Re: [pcre-dev] 'Hard' partial matching don't work with some …

Top Page
Delete this message
Author: Philip Hazel
Date:  
To: ND
CC: Pcre-dev@exim.org
Subject: Re: [pcre-dev] 'Hard' partial matching don't work with some assertions
On Sat, 24 Mar 2012, ND wrote:

> Please inform, is there any progress in correcting PCRE behaviour when
> lookaheads are at the end of subject string, 'partial hard' rised and no
> symbols are inspected before?


Nothing has changed.

> >PCRE version 8.21 2011-12-12
> >/(?<=a)(?!b)/+
> >\P\Pa
> >Partial match: a
> >Now we swap assertions:
> >PCRE version 8.21 2011-12-12
> >/(?!b)(?<=a)/+
> >\P\Pa
> > 0:
> > 0+
> >Result changes to 'match'. Expected 'partial match'. Is there such assertions
> >swaping can change result?


The behaviour happens because PCRE never returns a partial match with an
empty string, because it can *always* find a partial match with an empty
string at the end of the subject.

In the first case, because it has looked behind for "a", it can return a
partial match. In the second case, it runs out of characters before it
has inspected anything, and so it cannot give a partial match.
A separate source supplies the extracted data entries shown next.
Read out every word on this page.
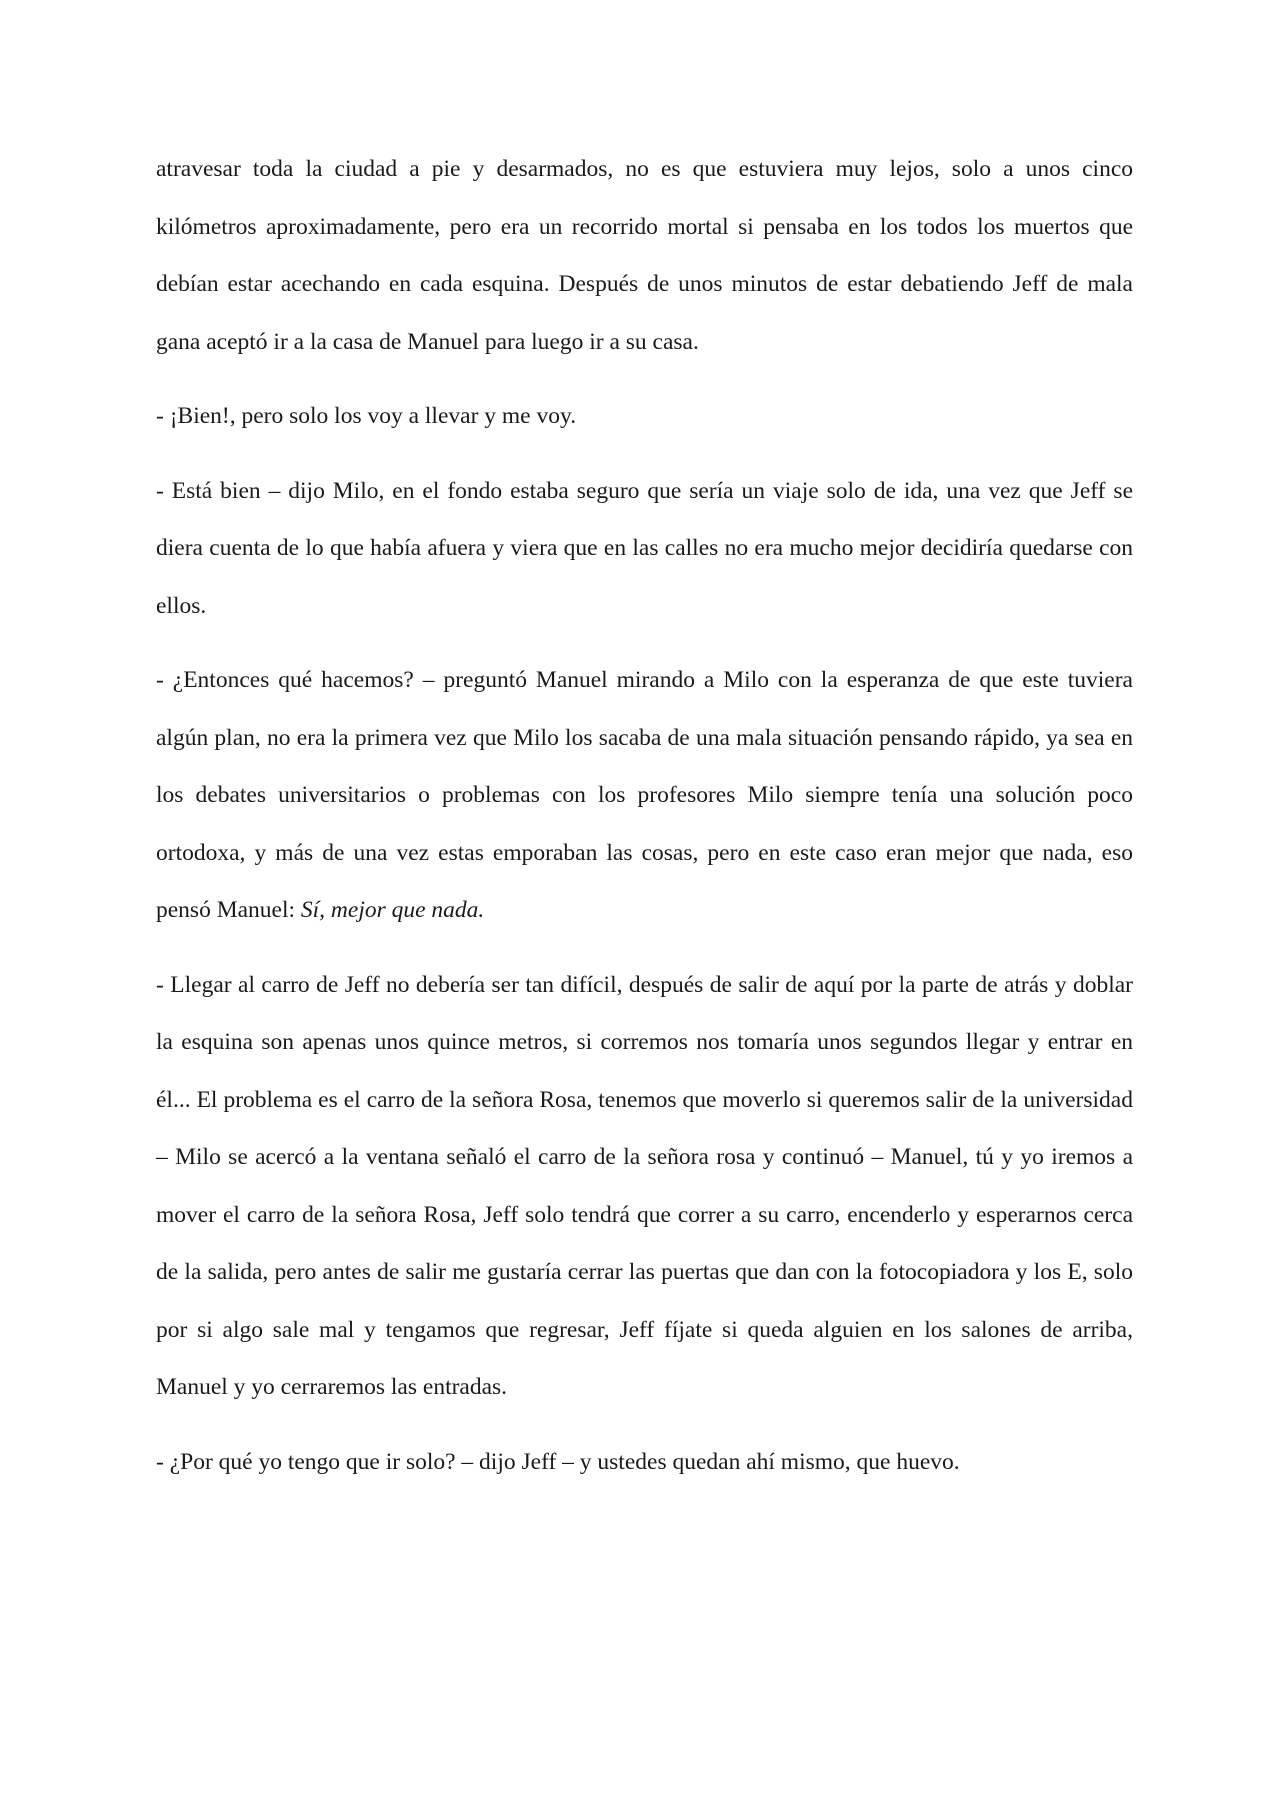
atravesar toda la ciudad a pie y desarmados, no es que estuviera muy lejos, solo a unos cinco kilómetros aproximadamente, pero era un recorrido mortal si pensaba en los todos los muertos que debían estar acechando en cada esquina. Después de unos minutos de estar debatiendo Jeff de mala gana aceptó ir a la casa de Manuel para luego ir a su casa.

- ¡Bien!, pero solo los voy a llevar y me voy.

- Está bien – dijo Milo, en el fondo estaba seguro que sería un viaje solo de ida, una vez que Jeff se diera cuenta de lo que había afuera y viera que en las calles no era mucho mejor decidiría quedarse con ellos.

- ¿Entonces qué hacemos? – preguntó Manuel mirando a Milo con la esperanza de que este tuviera algún plan, no era la primera vez que Milo los sacaba de una mala situación pensando rápido, ya sea en los debates universitarios o problemas con los profesores Milo siempre tenía una solución poco ortodoxa, y más de una vez estas emporaban las cosas, pero en este caso eran mejor que nada, eso pensó Manuel: Sí, mejor que nada.

- Llegar al carro de Jeff no debería ser tan difícil, después de salir de aquí por la parte de atrás y doblar la esquina son apenas unos quince metros, si corremos nos tomaría unos segundos llegar y entrar en él... El problema es el carro de la señora Rosa, tenemos que moverlo si queremos salir de la universidad – Milo se acercó a la ventana señaló el carro de la señora rosa y continuó – Manuel, tú y yo iremos a mover el carro de la señora Rosa, Jeff solo tendrá que correr a su carro, encenderlo y esperarnos cerca de la salida, pero antes de salir me gustaría cerrar las puertas que dan con la fotocopiadora y los E, solo por si algo sale mal y tengamos que regresar, Jeff fíjate si queda alguien en los salones de arriba, Manuel y yo cerraremos las entradas.

- ¿Por qué yo tengo que ir solo? – dijo Jeff – y ustedes quedan ahí mismo, que huevo.
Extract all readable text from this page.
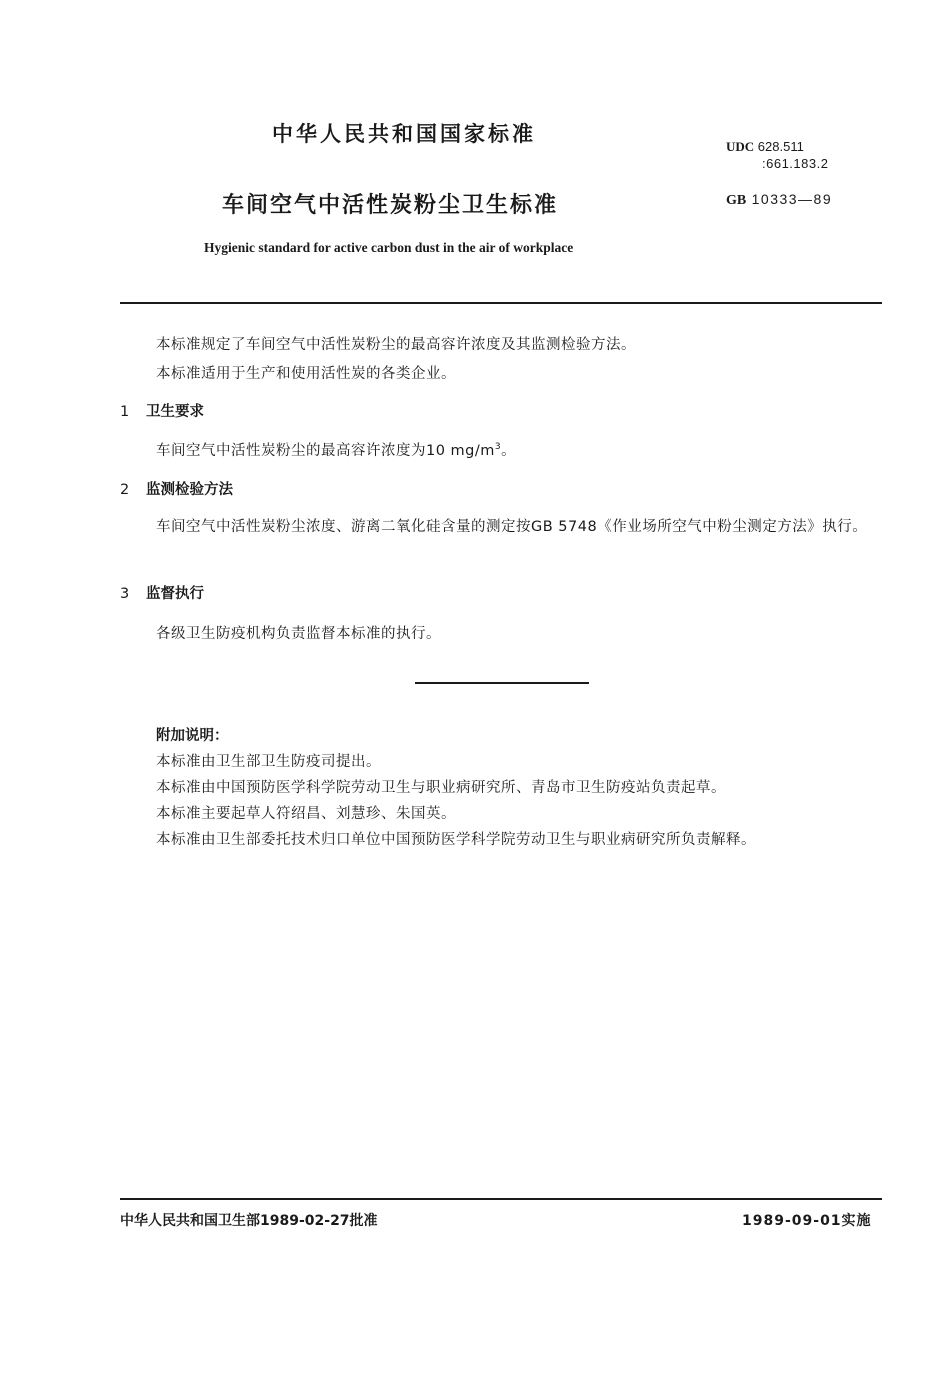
中华人民共和国国家标准
UDC 628.511
:661.183.2
车间空气中活性炭粉尘卫生标准	GB 10333—89
Hygienic standard for active carbon dust in the air of workplace
本标准规定了车间空气中活性炭粉尘的最高容许浓度及其监测检验方法。
本标准适用于生产和使用活性炭的各类企业。
1 卫生要求
车间空气中活性炭粉尘的最高容许浓度为10 $mg/m^3$。
2 监测检验方法
车间空气中活性炭粉尘浓度、游离二氧化硅含量的测定按GB 5748《作业场所空气中粉尘测定方法》执行。
3 监督执行
各级卫生防疫机构负责监督本标准的执行。
附加说明：
本标准由卫生部卫生防疫司提出。
本标准由中国预防医学科学院劳动卫生与职业病研究所、青岛市卫生防疫站负责起草。
本标准主要起草人符绍昌、刘慧珍、朱国英。
本标准由卫生部委托技术归口单位中国预防医学科学院劳动卫生与职业病研究所负责解释。
中华人民共和国卫生部1989-02-27批准	1989-09-01实施
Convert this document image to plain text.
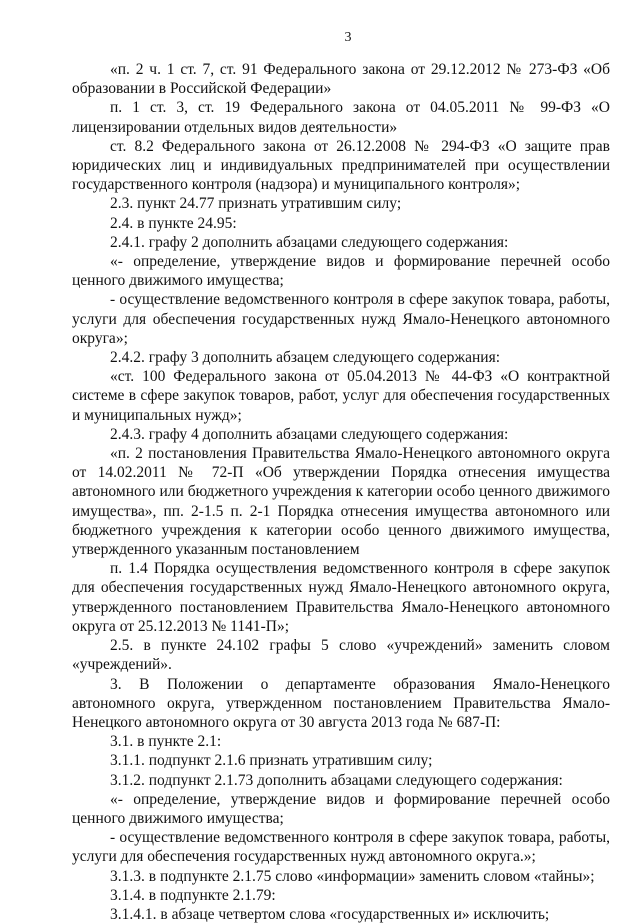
3

«п. 2 ч. 1 ст. 7, ст. 91 Федерального закона от 29.12.2012 № 273-ФЗ «Об образовании в Российской Федерации»

п. 1 ст. 3, ст. 19 Федерального закона от 04.05.2011 № 99-ФЗ «О лицензировании отдельных видов деятельности»

ст. 8.2 Федерального закона от 26.12.2008 № 294-ФЗ «О защите прав юридических лиц и индивидуальных предпринимателей при осуществлении государственного контроля (надзора) и муниципального контроля»;

2.3. пункт 24.77 признать утратившим силу;

2.4. в пункте 24.95:

2.4.1. графу 2 дополнить абзацами следующего содержания:

«- определение, утверждение видов и формирование перечней особо ценного движимого имущества;

- осуществление ведомственного контроля в сфере закупок товара, работы, услуги для обеспечения государственных нужд Ямало-Ненецкого автономного округа»;

2.4.2. графу 3 дополнить абзацем следующего содержания:

«ст. 100 Федерального закона от 05.04.2013 № 44-ФЗ «О контрактной системе в сфере закупок товаров, работ, услуг для обеспечения государственных и муниципальных нужд»;

2.4.3. графу 4 дополнить абзацами следующего содержания:

«п. 2 постановления Правительства Ямало-Ненецкого автономного округа от 14.02.2011 № 72-П «Об утверждении Порядка отнесения имущества автономного или бюджетного учреждения к категории особо ценного движимого имущества», пп. 2-1.5 п. 2-1 Порядка отнесения имущества автономного или бюджетного учреждения к категории особо ценного движимого имущества, утвержденного указанным постановлением

п. 1.4 Порядка осуществления ведомственного контроля в сфере закупок для обеспечения государственных нужд Ямало-Ненецкого автономного округа, утвержденного постановлением Правительства Ямало-Ненецкого автономного округа от 25.12.2013 № 1141-П»;

2.5. в пункте 24.102 графы 5 слово «учреждений» заменить словом «учреждений».

3. В Положении о департаменте образования Ямало-Ненецкого автономного округа, утвержденном постановлением Правительства Ямало-Ненецкого автономного округа от 30 августа 2013 года № 687-П:

3.1. в пункте 2.1:

3.1.1. подпункт 2.1.6 признать утратившим силу;

3.1.2. подпункт 2.1.73 дополнить абзацами следующего содержания:

«- определение, утверждение видов и формирование перечней особо ценного движимого имущества;

- осуществление ведомственного контроля в сфере закупок товара, работы, услуги для обеспечения государственных нужд автономного округа.»;

3.1.3. в подпункте 2.1.75 слово «информации» заменить словом «тайны»;

3.1.4. в подпункте 2.1.79:

3.1.4.1. в абзаце четвертом слова «государственных и» исключить;
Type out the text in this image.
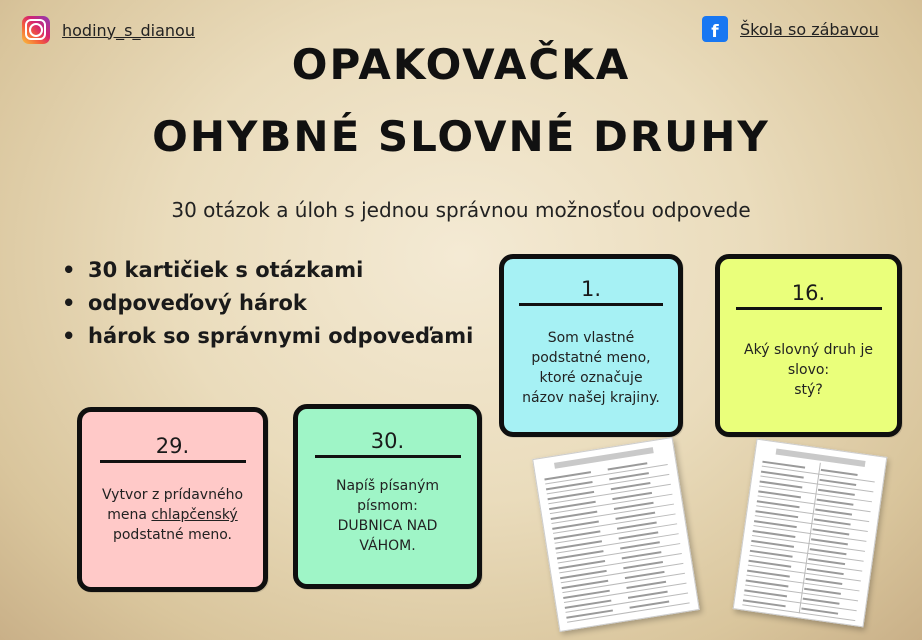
hodiny_s_dianou	f	Škola so zábavou
OPAKOVAČKA
OHYBNÉ SLOVNÉ DRUHY

30 otázok a úloh s jednou správnou možnosťou odpovede

• 30 kartičiek s otázkami
• odpoveďový hárok
• hárok so správnymi odpoveďami
1.
Som vlastné
podstatné meno,
ktoré označuje
názov našej krajiny.
16.
Aký slovný druh je
slovo:
stý?
29.
Vytvor z prídavného
mena chlapčenský
podstatné meno.
30.
Napíš písaným
písmom:
DUBNICA NAD
VÁHOM.
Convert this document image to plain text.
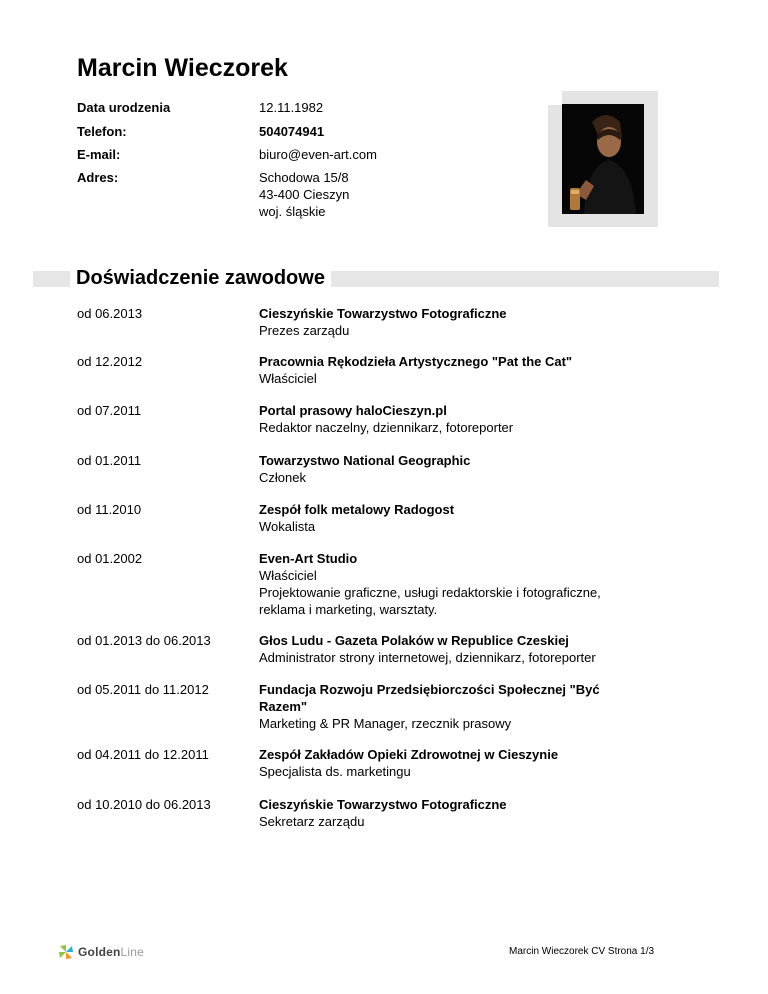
Marcin Wieczorek
Data urodzenia	12.11.1982
Telefon:	504074941
E-mail:	biuro@even-art.com
Adres:	Schodowa 15/8
43-400 Cieszyn
woj. śląskie
Doświadczenie zawodowe
od 06.2013	Cieszyńskie Towarzystwo Fotograficzne
Prezes zarządu
od 12.2012	Pracownia Rękodzieła Artystycznego "Pat the Cat"
Właściciel
od 07.2011	Portal prasowy haloCieszyn.pl
Redaktor naczelny, dziennikarz, fotoreporter
od 01.2011	Towarzystwo National Geographic
Członek
od 11.2010	Zespół folk metalowy Radogost
Wokalista
od 01.2002	Even-Art Studio
Właściciel
Projektowanie graficzne, usługi redaktorskie i fotograficzne,
reklama i marketing, warsztaty.
od 01.2013 do 06.2013	Głos Ludu - Gazeta Polaków w Republice Czeskiej
Administrator strony internetowej, dziennikarz, fotoreporter
od 05.2011 do 11.2012	Fundacja Rozwoju Przedsiębiorczości Społecznej "Być
Razem"
Marketing & PR Manager, rzecznik prasowy
od 04.2011 do 12.2011	Zespół Zakładów Opieki Zdrowotnej w Cieszynie
Specjalista ds. marketingu
od 10.2010 do 06.2013	Cieszyńskie Towarzystwo Fotograficzne
Sekretarz zarządu
GoldenLine	Marcin Wieczorek CV Strona 1/3
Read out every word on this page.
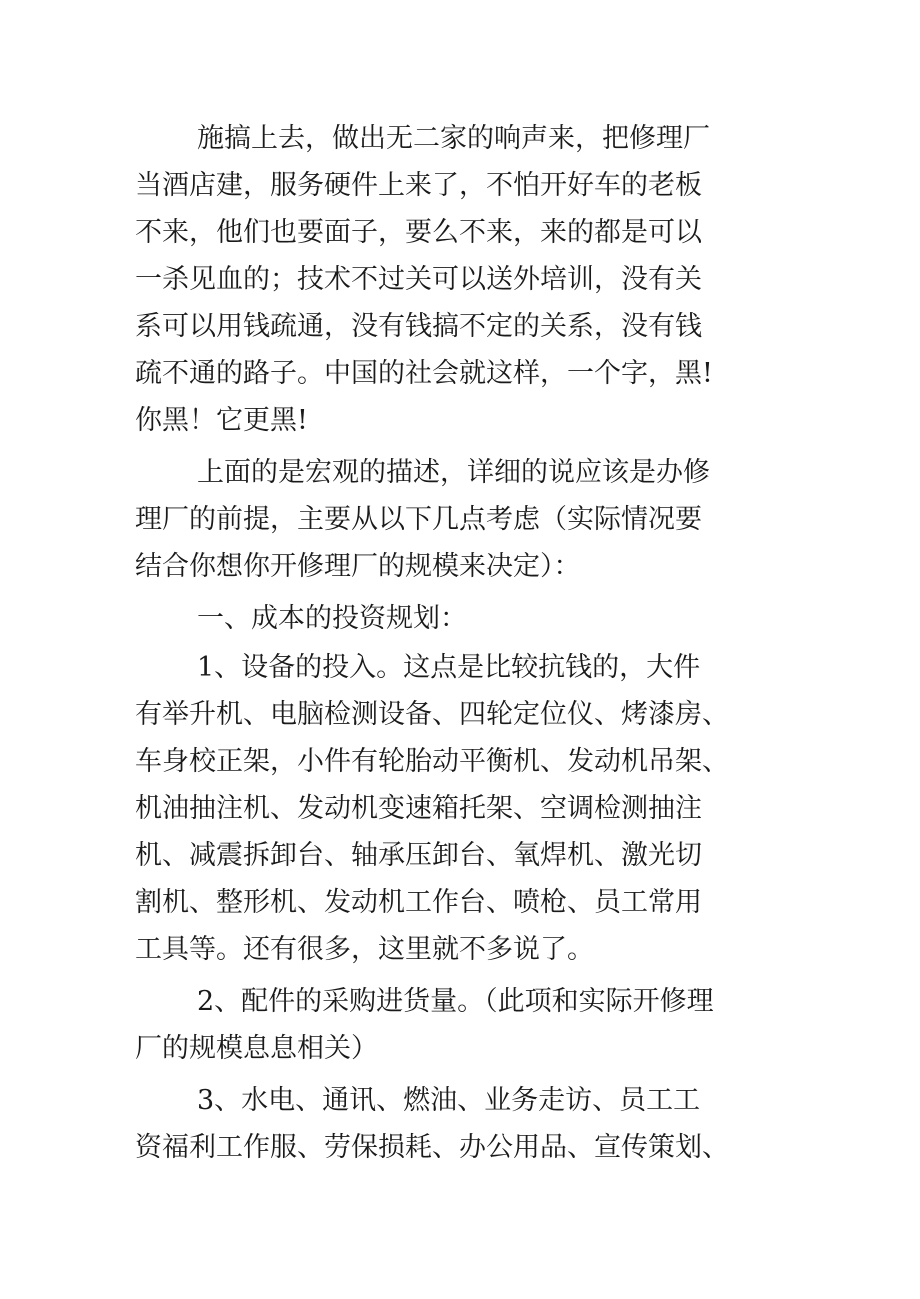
施搞上去，做出无二家的响声来，把修理厂
当酒店建，服务硬件上来了，不怕开好车的老板
不来，他们也要面子，要么不来，来的都是可以
一杀见血的；技术不过关可以送外培训，没有关
系可以用钱疏通，没有钱搞不定的关系，没有钱
疏不通的路子。中国的社会就这样，一个字，黑!
你黑！它更黑!
上面的是宏观的描述，详细的说应该是办修
理厂的前提，主要从以下几点考虑（实际情况要
结合你想你开修理厂的规模来决定）：
一、成本的投资规划：
1、设备的投入。这点是比较抗钱的，大件
有举升机、电脑检测设备、四轮定位仪、烤漆房、
车身校正架，小件有轮胎动平衡机、发动机吊架、
机油抽注机、发动机变速箱托架、空调检测抽注
机、减震拆卸台、轴承压卸台、氧焊机、激光切
割机、整形机、发动机工作台、喷枪、员工常用
工具等。还有很多，这里就不多说了。
2、配件的采购进货量。（此项和实际开修理
厂的规模息息相关）
3、水电、通讯、燃油、业务走访、员工工
资福利工作服、劳保损耗、办公用品、宣传策划、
If you are doing multi-segment matching, I guess you have to assume that
"match" for an empty string at the end of the subject is really a
partial match, and use the PCRE_INFO_MAXLOOKBEHIND feature (which will
be in 8.31 - it is already in the SVN repository) to determine how many
characters to save from the previous segment.

We want to let 8.30 settle down for a while so we can fix the problems
that are inevitable from the big changes before releasing 8.31, which is
likely to come out sometime in May perhaps.

Philip

--
Philip Hazel